Conserver les possessions et tous les droits du prince que
vous servez, voilà quel doit être le premier de vos soins ; les agrandir en
empiétant sur les ennemis, c’est ce que vous ne devez faire que lorsque vous y
serez forcé.
Veiller au repos des villes de votre propre pays, voilà ce
qui doit principalement vous occuper ; troubler celui des villes ennemies, ce
ne doit être que votre pis-aller.
Mettre à couvert de toute insulte les villages amis, voilà
ce à quoi vous devez penser ; faire des irruptions dans les villages ennemis,
c’est ce à quoi la nécessité seule doit vous engager.
Empêcher que les hameaux et les chaumières des paysans ne
souffrent le plus petit dommage, c’est ce qui mérite également votre attention
; porter le ravage et dévaster les installations agricoles de vos ennemis,
c’est ce qu’une disette de tout doit seule vous faire entreprendre.

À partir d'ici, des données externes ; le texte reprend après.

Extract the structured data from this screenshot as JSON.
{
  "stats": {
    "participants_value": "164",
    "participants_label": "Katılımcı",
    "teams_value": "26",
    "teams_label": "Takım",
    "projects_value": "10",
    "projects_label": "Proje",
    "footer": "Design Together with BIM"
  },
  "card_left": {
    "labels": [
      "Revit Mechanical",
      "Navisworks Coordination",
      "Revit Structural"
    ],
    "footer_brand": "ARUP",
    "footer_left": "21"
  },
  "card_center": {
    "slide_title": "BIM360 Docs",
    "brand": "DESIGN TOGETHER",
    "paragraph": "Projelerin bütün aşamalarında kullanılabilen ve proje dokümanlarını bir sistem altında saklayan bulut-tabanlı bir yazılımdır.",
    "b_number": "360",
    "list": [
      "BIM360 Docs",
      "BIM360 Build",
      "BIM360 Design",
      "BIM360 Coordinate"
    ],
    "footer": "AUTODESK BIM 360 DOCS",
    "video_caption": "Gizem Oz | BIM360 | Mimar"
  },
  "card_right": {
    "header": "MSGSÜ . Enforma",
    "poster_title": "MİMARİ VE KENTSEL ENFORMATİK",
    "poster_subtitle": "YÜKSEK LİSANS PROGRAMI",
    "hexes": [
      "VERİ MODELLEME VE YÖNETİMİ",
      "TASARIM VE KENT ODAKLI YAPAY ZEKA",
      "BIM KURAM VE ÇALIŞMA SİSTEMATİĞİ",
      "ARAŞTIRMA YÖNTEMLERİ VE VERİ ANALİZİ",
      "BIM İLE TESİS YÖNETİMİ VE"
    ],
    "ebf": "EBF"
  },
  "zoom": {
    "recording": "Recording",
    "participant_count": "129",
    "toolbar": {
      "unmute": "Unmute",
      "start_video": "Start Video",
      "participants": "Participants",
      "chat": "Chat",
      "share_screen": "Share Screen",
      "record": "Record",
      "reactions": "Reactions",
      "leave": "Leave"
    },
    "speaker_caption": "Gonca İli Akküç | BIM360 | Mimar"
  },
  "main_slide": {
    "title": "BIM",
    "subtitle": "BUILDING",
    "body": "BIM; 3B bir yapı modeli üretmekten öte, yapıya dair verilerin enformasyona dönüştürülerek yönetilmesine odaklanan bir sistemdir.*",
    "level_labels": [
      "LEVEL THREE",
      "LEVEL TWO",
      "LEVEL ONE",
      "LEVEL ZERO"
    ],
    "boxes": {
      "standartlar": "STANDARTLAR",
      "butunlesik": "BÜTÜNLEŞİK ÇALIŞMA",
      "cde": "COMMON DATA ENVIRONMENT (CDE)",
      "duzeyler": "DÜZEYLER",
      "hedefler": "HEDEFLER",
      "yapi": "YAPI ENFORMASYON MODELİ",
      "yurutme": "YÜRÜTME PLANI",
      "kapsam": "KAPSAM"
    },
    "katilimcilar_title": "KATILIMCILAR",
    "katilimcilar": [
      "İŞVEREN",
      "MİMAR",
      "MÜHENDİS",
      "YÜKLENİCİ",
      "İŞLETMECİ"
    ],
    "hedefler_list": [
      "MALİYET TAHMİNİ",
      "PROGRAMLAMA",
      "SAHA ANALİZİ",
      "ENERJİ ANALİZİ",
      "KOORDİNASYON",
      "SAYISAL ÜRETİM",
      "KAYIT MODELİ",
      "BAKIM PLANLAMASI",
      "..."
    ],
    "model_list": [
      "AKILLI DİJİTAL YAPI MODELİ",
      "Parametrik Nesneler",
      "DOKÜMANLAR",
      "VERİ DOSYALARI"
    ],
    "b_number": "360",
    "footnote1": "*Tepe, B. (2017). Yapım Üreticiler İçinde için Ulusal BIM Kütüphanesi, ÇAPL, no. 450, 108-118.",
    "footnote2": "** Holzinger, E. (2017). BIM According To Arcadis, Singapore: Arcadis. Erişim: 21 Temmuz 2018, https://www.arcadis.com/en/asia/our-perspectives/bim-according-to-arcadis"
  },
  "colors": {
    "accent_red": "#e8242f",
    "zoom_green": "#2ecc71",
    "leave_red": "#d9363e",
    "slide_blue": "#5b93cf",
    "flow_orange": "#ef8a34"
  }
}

Conserver les possessions des ennemis est ce que vous devez
faire en premier lieu, comme ce qu’il y a de plus parfait ; les détruire doit
être l’effet de la nécessité. Si un général agit ainsi, sa conduite ne
différera pas de celle des plus vertueux personnages ; elle s’accordera avec le
Ciel et la Terre, dont les opérations tendent à la production et à la
conservation des choses plutôt qu’à leur destruction.
Ces maximes une fois bien gravées dans votre cœur, je suis
garant du succès.
Je dis plus : la meilleure politique guerrière est de
prendre un État intact ; une politique inférieure à celle-ci consisterait à le
ruiner.
Il vaut mieux que l’armée de l’ennemi soit faite prisonnière
plutôt que détruite ; il importe davantage de prendre un bataillon intact que
de l’anéantir.
Eussiez-vous cent combats à livrer, cent victoires en
seraient le fruit.
Cependant ne cherchez pas à dompter vos ennemis au prix des
combats et des victoires ; car, s’il y a des cas où ce qui est au-dessus du bon
n’est pas bon lui-même, c’en est ici un où plus on s’élève au-dessus du bon,
plus on s’approche du pernicieux et du mauvais.
Il faut plutôt subjuguer l’ennemi sans donner bataille : ce
sera là le cas où plus vous vous élèverez au-dessus du bon, plus vous
approcherez de l’incomparable et de l’excellent.
Les grands généraux en viennent à bout en découvrant tous
les artifices de l’ennemi, en faisant avorter tous ses projets, en semant la
discorde parmi ses partisans, en les tenant toujours en haleine, en empêchant
les secours étrangers qu’il pourrait recevoir, et en lui ôtant toutes les
facilités qu’il pourrait avoir de se déterminer à quelque chose d’avantageux
pour lui.
Sun Tzu dit : Il est d’une importance suprême dans la guerre
d’attaquer la stratégie de l’ennemi.
Celui qui excelle à résoudre les difficultés le fait avant
qu’elles ne surviennent.
Celui qui arrache le trophée avant que les craintes de son
ennemi ne prennent forme excelle dans la conquête.
Attaquez le plan de l’adversaire au moment où il naît.
Puis rompez ses alliances.
Puis attaquez son armée.
La pire des politiques consiste à attaquer les cités.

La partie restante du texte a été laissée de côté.